In recent years, there has been a significant increase in electronic discovery in the context of complex commercial litigation. As a result, additional practical considerations have emerged regarding proportionality and reasonable efforts in making discovery. The Irish Court Rules specifically make provision for the parties to a dispute to seek electronically stored information from one another in searchable form. A discovery audit file is typically maintained by the parties to record decisions taken in respect of relevance and privilege. In addition, the High Court recently conducted its first ever paperless trial for a large, complex financial services dispute utilising an electronic trial platform in Defender Limited v HSBC Institutional Trust Services (Ireland) Limited and Ors [2018] IEHC 706. During the trial, the Court and parties worked from laptops, removing the need for volumes of paper, and any document referred to by counsel was immediately displayed onscreen in the courtroom. The case involved a significant number of witnesses and experts from across multiple jurisdictions who were scheduled to give evidence at the trial. As a direct result of the use of technology, experts in other jurisdictions were able to be briefed electronically and give their evidence remotely and in real time. In Ireland, legal teams traditionally work from hard copy folders, and the use of the electronic trial platform massively reduced paper wastage and associated costs. This trial demonstrates the willingness of the Irish courts to embrace technology, and the Courts Service of Ireland has indicated its desire to develop and expand its digital offering in the near future.

Parallel proceedings

How are parallel proceedings dealt with? What steps can a party take to gain a tactical advantage in these circumstances, and may a party bring private prosecutions?

Parallel proceedings are possible in Ireland, but uncommon. Generally, a regulator will conduct an investigation itself and make a decision at enforcement stage whether to conduct a hearing or refer a matter to the Garda Síochána (the Irish police force) and the Director of Public Prosecutions for a criminal investigation. Some regulators, such as the Environmental Protection Agency, have the ability to prosecute individuals themselves in the Irish courts.

It is unusual for regulatory and criminal proceedings to progress at the same time given that hearings and tribunals tend to progress more quickly than court proceedings.

Where both criminal and civil proceedings are brought in the same matter, the civil proceedings will most often be stayed by the court pending the outcome of the criminal proceedings. In the interests of the administration of justice, the courts will often direct that the criminal proceedings take precedence over any civil action, and stay the civil proceedings so as not to interfere with the criminal trial.

From a tactical point of view, the process of obtaining and exchanging evidence in these scenarios is crucial.
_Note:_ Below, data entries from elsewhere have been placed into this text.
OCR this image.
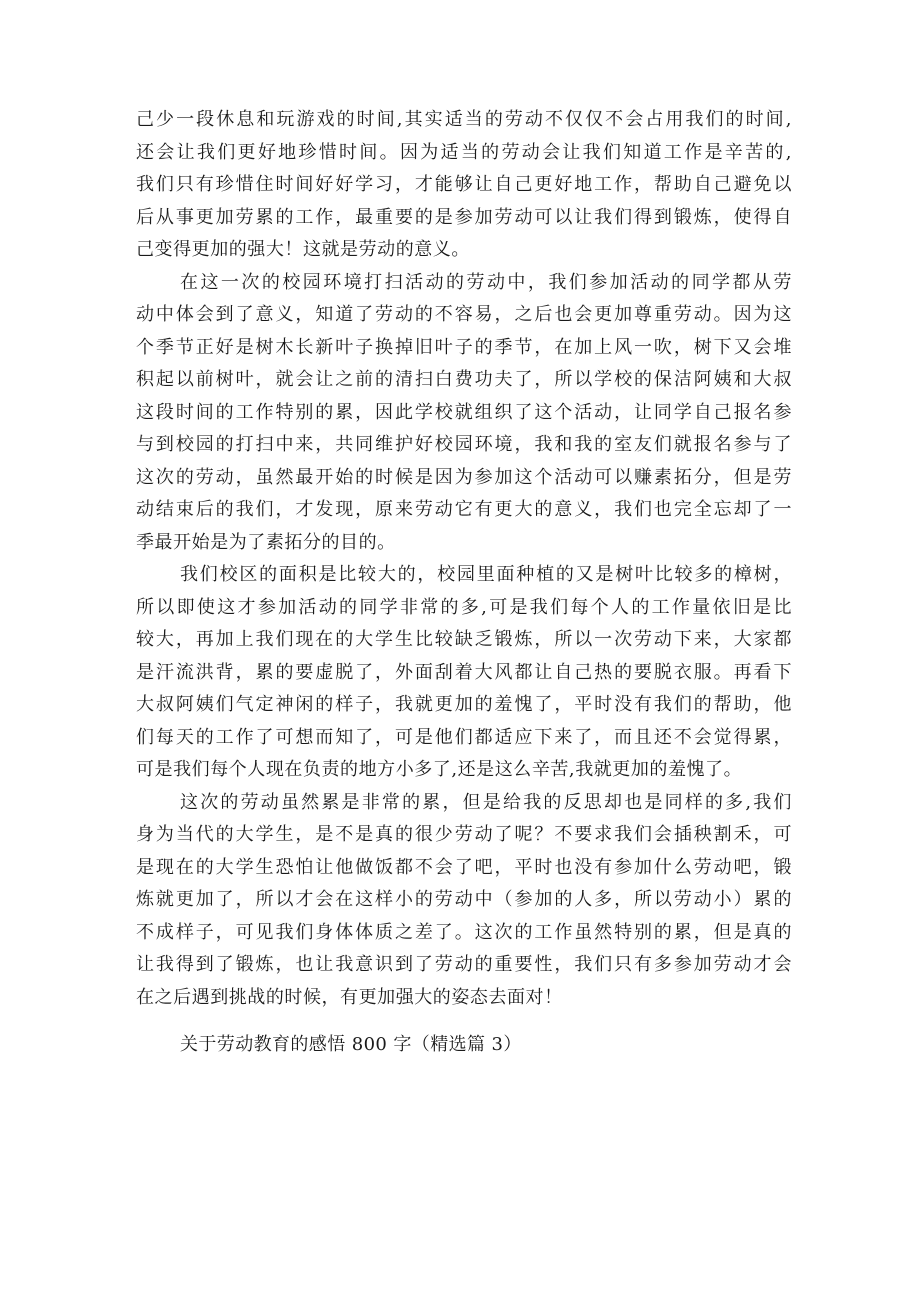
己少一段休息和玩游戏的时间,其实适当的劳动不仅仅不会占用我们的时间,
还会让我们更好地珍惜时间。因为适当的劳动会让我们知道工作是辛苦的,
我们只有珍惜住时间好好学习，才能够让自己更好地工作，帮助自己避免以
后从事更加劳累的工作，最重要的是参加劳动可以让我们得到锻炼，使得自
己变得更加的强大！这就是劳动的意义。
在这一次的校园环境打扫活动的劳动中，我们参加活动的同学都从劳
动中体会到了意义，知道了劳动的不容易，之后也会更加尊重劳动。因为这
个季节正好是树木长新叶子换掉旧叶子的季节，在加上风一吹，树下又会堆
积起以前树叶，就会让之前的清扫白费功夫了，所以学校的保洁阿姨和大叔
这段时间的工作特别的累，因此学校就组织了这个活动，让同学自己报名参
与到校园的打扫中来，共同维护好校园环境，我和我的室友们就报名参与了
这次的劳动，虽然最开始的时候是因为参加这个活动可以赚素拓分，但是劳
动结束后的我们，才发现，原来劳动它有更大的意义，我们也完全忘却了一
季最开始是为了素拓分的目的。
我们校区的面积是比较大的，校园里面种植的又是树叶比较多的樟树，
所以即使这才参加活动的同学非常的多,可是我们每个人的工作量依旧是比
较大，再加上我们现在的大学生比较缺乏锻炼，所以一次劳动下来，大家都
是汗流洪背，累的要虚脱了，外面刮着大风都让自己热的要脱衣服。再看下
大叔阿姨们气定神闲的样子，我就更加的羞愧了，平时没有我们的帮助，他
们每天的工作了可想而知了，可是他们都适应下来了，而且还不会觉得累，
可是我们每个人现在负责的地方小多了,还是这么辛苦,我就更加的羞愧了。
这次的劳动虽然累是非常的累，但是给我的反思却也是同样的多,我们
身为当代的大学生，是不是真的很少劳动了呢？不要求我们会插秧割禾，可
是现在的大学生恐怕让他做饭都不会了吧，平时也没有参加什么劳动吧，锻
炼就更加了，所以才会在这样小的劳动中（参加的人多，所以劳动小）累的
不成样子，可见我们身体体质之差了。这次的工作虽然特别的累，但是真的
让我得到了锻炼，也让我意识到了劳动的重要性，我们只有多参加劳动才会
在之后遇到挑战的时候，有更加强大的姿态去面对！
关于劳动教育的感悟 800 字（精选篇 3）
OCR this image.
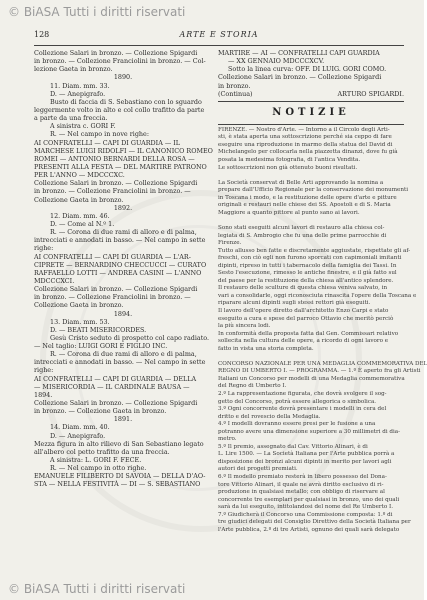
© BiASA Tutti i diritti riservati
128	ARTE E STORIA
Collezione Salari in bronzo. — Collezione Spigardi
in bronzo. — Collezione Franciolini in bronzo. — Col-
lezione Gaeta in bronzo.
1890.
11. Diam. mm. 33.
D. — Anepigrafo.
Busto di faccia di S. Sebastiano con lo sguardo
leggermente volto in alto e col collo trafitto da parte
a parte da una freccia.
A sinistra c. GORI F.
R. — Nel campo in nove righe:
AI CONFRATELLI — CAPI DI GUARDIA — IL
MARCHESE LUIGI RIDOLFI — IL CANONICO ROMEO
ROMEI — ANTONIO BERNARDI DELLA ROSA —
PRESENTI ALLA FESTA — DEL MARTIRE PATRONO
PER L'ANNO — MDCCCXC.
Collezione Salari in bronzo. — Collezione Spigardi
in bronzo. — Collezione Franciolini in bronzo. —
Collezione Gaeta in bronzo.
1892.
12. Diam. mm. 46.
D. — Come al N.º 1.
R. — Corona di due rami di alloro e di palma,
intrecciati e annodati in basso. — Nel campo in sette
righe:
AI CONFRATELLI — CAPI DI GUARDIA — L'AR-
CIPRETE — BERNARDINO CHECCUCCI — CURATO
RAFFAELLO LOTTI — ANDREA CASINI — L'ANNO
MDCCCXCI.
Collezione Salari in bronzo. — Collezione Spigardi
in bronzo. — Collezione Franciolini in bronzo. —
Collezione Gaeta in bronzo.
1894.
13. Diam. mm. 53.
D. — BEATI MISERICORDES.
Gesù Cristo seduto di prospetto col capo radiato.
— Nel taglio: LUIGI GORI E FIGLIO INC.
R. — Corona di due rami di alloro e di palma,
intrecciati e annodati in basso. — Nel campo in sette
righe:
AI CONFRATELLI — CAPI DI GUARDIA — DELLA
— MISERICORDIA — IL CARDINALE BAUSA —
1894.
Collezione Salari in bronzo. — Collezione Spigardi
in bronzo. — Collezione Gaeta in bronzo.
1891.
14. Diam. mm. 40.
D. — Anepigrafo.
Mezza figura in alto rilievo di San Sebastiano legato
all'albero col petto trafitto da una freccia.
A sinistra: L. GORI F. FECE.
R. — Nel campo in otto righe.
EMANUELE FILIBERTO DI SAVOIA — DELLA D'AO-
STA — NELLA FESTIVITÀ — DI — S. SEBASTIANO
MARTIRE — AI — CONFRATELLI CAPI GUARDIA
— XX GENNAIO MDCCCXCV.
Sotto la linea curva: OFF. DI LUIG. GORI COMO.
Collezione Salari in bronzo. — Collezione Spigardi
in bronzo.
(Continua)	ARTURO SPIGARDI.
NOTIZIE
FIRENZE. — Nostro d'Arte. — Intorno a il Circolo degli Arti-
sti, è stata aperta una sottoscrizione perché sia ceppo di fare
eseguire una riproduzione in marmo della statua del David di
Michelangelo per collocarla nella piazzetta dinanzi, dove fu già
posata la medesima fotografia, di l'antica Vendita.
Le sottoscrizioni non già ottenuto buoni risultati.
La Società conservat di Belle Arti approvando la nomina a
prepare dall'Ufficio Regionale per la conservazione dei monumenti
in Toscana i modo, e la restituzione delle opere d'arte e pitture
originali e restauri nelle chiese dei SS. Apostoli e di S. Maria
Maggiore a quanto pittore al punto sano ai lavori.
Sono stati eseguiti alcuni lavori di restauro alla chiesa col-
legiata di S. Ambrogio che fu una delle prime parrocchie di
Firenze.
Tutto allusso ben fatte e discretamente aggiustate, rispettate gli af-
freschi, con ciò egli non furono sporcati con capimoniali imitanti
dipinti, ripreso in tutti i tabernacolo della famiglia dei Tassi. In
Sesto l'esecuzione, rimesso le antiche finestre, e il già fatto sul
del paese per la restituzione della chiesa all'antico splendore.
Il restauro delle sculture di questa chiesa veniva salvato, in
vari a consolidarle, oggi riconosciuta rinascita l'opere della Toscana e
riparare alcuni dipinti sugli stessi rettori già eseguiti.
Il lavoro dell'opere diretto dall'architetto Enzo Carpi e stato
eseguito a cura e spese del parroco Ottavio che meritò perciò
la più sincera lodi.
In conformità della proposta fatta dal Gen. Commissari relativo
sollecita nella cultura delle opere, a ricordo di ogni lavoro e
fatto in vista una storia completa.
CONCORSO NAZIONALE PER UNA MEDAGLIA COMMEMORATIVA DEL
REGNO DI UMBERTO I. — PROGRAMMA. — 1.º È aperto fra gli Artisti
Italiani un Concorso per modelli di una Medaglia commemorativa
del Regno di Umberto I.
2.º La rappresentazione figurata, che dovrà svolgere il sog-
getto del Concorso, potrà essere allegorica o simbolica.
3.º Ogni concorrente dovrà presentare i modelli in cera del
dritto e del rovescio della Medaglia.
4.º I modelli dovranno essere presi per le fusione a una
potranno avere una dimensione superiore a 30 millimetri di dia-
metro.
5.º Il premio, assegnato dal Cav. Vittorio Alinari, è di
L. Lire 1500. — La Società Italiana per l'Arte pubblica porrà a
disposizione dei bronzi alcuni dipinti in merito per lavori agli
autori dei progetti premiati.
6.º Il modello premiato resterà in libero possesso del Dona-
tore Vittorio Alinari, il quale ne avrà diritto esclusivo di ri-
produzione in qualsiasi metallo; con obbligo di riservare al
concorrente tre esemplari per qualsiasi in bronzo, uno dei quali
sarà da lui eseguito, intitolandosi del nome del Re Umberto I.
7.º Giudicherà il Concorso una Commissione composta: 1.º di
tre giudici delegati del Consiglio Direttivo della Società Italiana per
l'Arte pubblica, 2.º di tre Artisti, ognuno dei quali sarà delegato
© BiASA Tutti i diritti riservati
It is very important to assert legal privilege over as many documents as possible from the beginning of any parallel or intertwined investigations. This is complicated by a recent Court of Appeal decision, Ryanair and Aer Lingus v Ireland [2018] IECA 222, in which it was held that litigation privilege in relation to one set of proceedings does not apply to subsequent actions.

There is limited scope in Ireland for a party to bring a private prosecution. Private prosecutions are held only at the district court level, where less serious offences are heard before a judge only. These are also unusual, but the existence of the right to private prosecution was confirmed by the High Court in 2013 in the decision of Kelly & anor v Ryan [2013] IEHC 321.